Processo Mafia Capitale, Carminati non rinnega i Nar e al pm dice: “Non accetto la morale”
Torna a parlare durante il processo Mafia Capitale, Massimo Carminati. E lo fa per dire che non rinnega nulla della sua storia, della militanza nella destra eversiva, che non dimentica i vecchi camerati dei Nar. Alla sbarra è chiamato a testimoniare Lorenzo Alibrandi, fratello di Alessandro, militante dei Nuclei armati rivoluzionari, ucciso a 21 anni in un conflitto a fuoco con le forze dell'ordine. Un rapporto quello con la famiglia Alibrandi cementato degli anni, che fa parte di quella connection che dalla strada alle stanze del potere, ha mantenuto uniti nei decenni una generazione di militanti di estrema destra.
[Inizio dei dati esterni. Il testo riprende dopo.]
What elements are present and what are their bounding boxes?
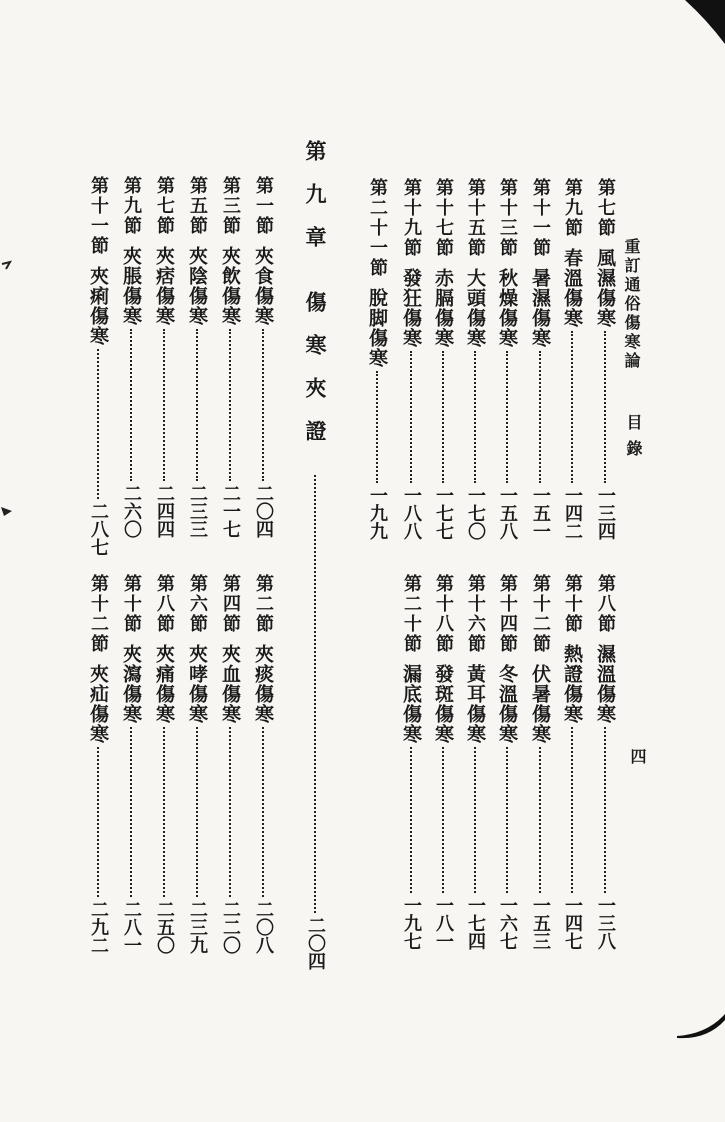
section-title: 暑濕傷寒 — [529, 268, 551, 348]
section-title: 風濕傷寒 — [594, 248, 616, 328]
dot-leader — [130, 329, 132, 481]
section-label: 第七節 — [154, 176, 175, 236]
section-title: 伏暑傷寒 — [529, 664, 551, 744]
page-number: 二八七 — [88, 502, 109, 556]
section-label: 第十二節 — [88, 574, 109, 654]
page-number: 一五一 — [530, 486, 551, 540]
scan-speck-icon — [0, 504, 14, 518]
section-title: 夾痢傷寒 — [87, 266, 109, 346]
toc-entry — [592, 178, 618, 540]
page-number: 二三三 — [187, 484, 208, 538]
page-number: 二四四 — [154, 484, 175, 538]
toc-entry — [527, 574, 553, 950]
toc-entry — [430, 178, 456, 540]
toc-entry — [592, 574, 618, 950]
section-title: 夾食傷寒 — [252, 246, 274, 326]
toc-entry — [151, 176, 177, 538]
dot-leader — [410, 351, 412, 483]
section-label: 第十四節 — [497, 574, 518, 654]
section-title: 漏底傷寒 — [400, 664, 422, 744]
page-number: 一八八 — [401, 486, 422, 540]
section-label: 第六節 — [187, 574, 208, 634]
section-label: 第四節 — [220, 574, 241, 634]
toc-entry — [364, 178, 390, 540]
section-label: 第九節 — [562, 178, 583, 238]
section-title: 發斑傷寒 — [432, 664, 454, 744]
section-label: 第十一節 — [88, 176, 109, 256]
section-title: 冬溫傷寒 — [496, 664, 518, 744]
dot-leader — [506, 351, 508, 483]
page-number: 一三四 — [595, 486, 616, 540]
section-title: 夾瀉傷寒 — [120, 644, 142, 724]
dot-leader — [571, 727, 573, 893]
section-label: 第二節 — [253, 574, 274, 634]
toc-entry — [184, 176, 210, 538]
dot-leader — [314, 475, 316, 913]
toc-entry — [118, 574, 144, 954]
page-number: 二二〇 — [220, 900, 241, 954]
dot-leader — [229, 329, 231, 481]
section-header: 目錄 — [624, 414, 643, 466]
section-title: 脫脚傷寒 — [366, 288, 388, 368]
dot-leader — [539, 351, 541, 483]
page-number: 二九二 — [88, 900, 109, 954]
section-label: 第十七節 — [433, 178, 454, 258]
section-label: 第十二節 — [530, 574, 551, 654]
page-number: 二五〇 — [154, 900, 175, 954]
page-number: 二三九 — [187, 900, 208, 954]
section-title: 夾脹傷寒 — [120, 246, 142, 326]
toc-entry — [217, 574, 243, 954]
dot-leader — [474, 747, 476, 893]
section-label: 第二十一節 — [367, 178, 388, 278]
section-label: 第二十節 — [401, 574, 422, 654]
section-label: 第十五節 — [465, 178, 486, 258]
page-number: 二六〇 — [121, 484, 142, 538]
scan-edge-curl-icon — [677, 1012, 725, 1042]
section-label: 第五節 — [187, 176, 208, 236]
dot-leader — [410, 747, 412, 893]
dot-leader — [506, 747, 508, 893]
dot-leader — [163, 727, 165, 897]
section-title: 夾飲傷寒 — [219, 246, 241, 326]
toc-entry — [462, 574, 488, 950]
section-label: 第十八節 — [433, 574, 454, 654]
toc-entry — [398, 574, 424, 950]
dot-leader — [539, 747, 541, 893]
section-title: 春溫傷寒 — [561, 248, 583, 328]
toc-entry — [151, 574, 177, 954]
section-title: 夾陰傷寒 — [186, 246, 208, 326]
toc-entry — [85, 574, 111, 954]
page-number: 一七〇 — [465, 486, 486, 540]
page-number: 一五八 — [497, 486, 518, 540]
page-number: 一七四 — [465, 896, 486, 950]
dot-leader — [97, 747, 99, 897]
page-number: 二一七 — [220, 484, 241, 538]
section-title: 夾疝傷寒 — [87, 664, 109, 744]
page-number: 一八一 — [433, 896, 454, 950]
section-label: 第七節 — [595, 178, 616, 238]
toc-entry — [462, 178, 488, 540]
dot-leader — [229, 727, 231, 897]
page-number: 二〇四 — [305, 916, 326, 970]
page-number: 二〇八 — [253, 900, 274, 954]
section-title: 夾哮傷寒 — [186, 644, 208, 724]
dot-leader — [571, 331, 573, 483]
section-label: 第十節 — [121, 574, 142, 634]
chapter-title: 傷寒夾證 — [303, 291, 328, 463]
section-label: 第三節 — [220, 176, 241, 236]
toc-entry — [559, 574, 585, 950]
section-label: 第八節 — [154, 574, 175, 634]
book-title-header: 重訂通俗傷寒論 — [622, 238, 641, 371]
dot-leader — [130, 727, 132, 897]
dot-leader — [442, 747, 444, 893]
section-label: 第九節 — [121, 176, 142, 236]
section-label: 第十九節 — [401, 178, 422, 258]
toc-entry — [494, 574, 520, 950]
dot-leader — [196, 329, 198, 481]
section-title: 秋燥傷寒 — [496, 268, 518, 348]
section-label: 第十節 — [562, 574, 583, 634]
page-number: 二〇四 — [253, 484, 274, 538]
dot-leader — [262, 329, 264, 481]
page-number: 一三八 — [595, 896, 616, 950]
dot-leader — [97, 349, 99, 499]
toc-entry — [250, 176, 276, 538]
section-title: 赤膈傷寒 — [432, 268, 454, 348]
dot-leader — [604, 727, 606, 893]
section-label: 第十一節 — [530, 178, 551, 258]
toc-entry — [494, 178, 520, 540]
toc-entry — [398, 178, 424, 540]
section-title: 夾痛傷寒 — [153, 644, 175, 724]
dot-leader — [196, 727, 198, 897]
section-title: 熱證傷寒 — [561, 644, 583, 724]
section-title: 夾痞傷寒 — [153, 246, 175, 326]
page-number: 一六七 — [497, 896, 518, 950]
section-title: 濕溫傷寒 — [594, 644, 616, 724]
toc-entry — [527, 178, 553, 540]
toc-entry — [217, 176, 243, 538]
toc-entry — [118, 176, 144, 538]
dot-leader — [163, 329, 165, 481]
dot-leader — [474, 351, 476, 483]
folio-number: 四 — [628, 748, 647, 764]
section-label: 第一節 — [253, 176, 274, 236]
section-title: 發狂傷寒 — [400, 268, 422, 348]
dot-leader — [262, 727, 264, 897]
section-title: 夾血傷寒 — [219, 644, 241, 724]
section-title: 夾痰傷寒 — [252, 644, 274, 724]
toc-entry — [559, 178, 585, 540]
page-number: 一九九 — [367, 486, 388, 540]
page-number: 一七七 — [433, 486, 454, 540]
dot-leader — [442, 351, 444, 483]
toc-entry — [430, 574, 456, 950]
toc-entry — [85, 176, 111, 556]
dot-leader — [376, 371, 378, 483]
section-label: 第八節 — [595, 574, 616, 634]
page-number: 一九七 — [401, 896, 422, 950]
scan-speck-icon — [0, 258, 14, 272]
section-label: 第十六節 — [465, 574, 486, 654]
section-title: 大頭傷寒 — [464, 268, 486, 348]
section-title: 黃耳傷寒 — [464, 664, 486, 744]
page-number: 一四二 — [562, 486, 583, 540]
section-label: 第十三節 — [497, 178, 518, 258]
chapter-heading — [298, 140, 332, 970]
toc-entry — [184, 574, 210, 954]
scan-corner-shadow-icon — [677, 0, 725, 50]
page-number: 二八一 — [121, 900, 142, 954]
dot-leader — [604, 331, 606, 483]
chapter-label: 第九章 — [303, 140, 328, 269]
toc-entry — [250, 574, 276, 954]
page-number: 一四七 — [562, 896, 583, 950]
page-number: 一五三 — [530, 896, 551, 950]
Secondo l'accusa le attività di Alibrandi – titolare della cooperativa Piccoli passi, che si occupa di minori, e socio nella gestione di una spiaggia a Ostia – sarebbero state tutelate, protette, da Carminati. E Alessandro Alibrandi non nasconde il rapporto profondo che lo lega al Cecato: "Carminati dal 1979 era il migliore amico di mio fratello Alessandro, dopo la sua morte è rimasto una figura sostitutiva, è stato ed è come un fratello maggiore. Siamo molto legati, non è un'amicizia, è un legame diverso". "Quando vidi Alessandro da latitante – aggiunge Alibrandi – mi disse che era tornato perché avevano sparato a Massimo e stando a Roma si sentiva più vicino".
Carminati: "Non rinnego nulla della mia vita"
A quel punto Massimo Carminati sbotta e chiede la parola: "Io non rinnego nulla della mia vita, è stata quello che è stata. Ho sempre pensato che è meglio avere una idea sbagliata che nessuna idea. Non posso rinnegare i miei amici così faccio contento il dottor Tescaroli. Lui mi può anche chiedere l'ergastolo, è un suo diritto. Io ammiro la sua cattiveria professionale ma non può farmi la morale".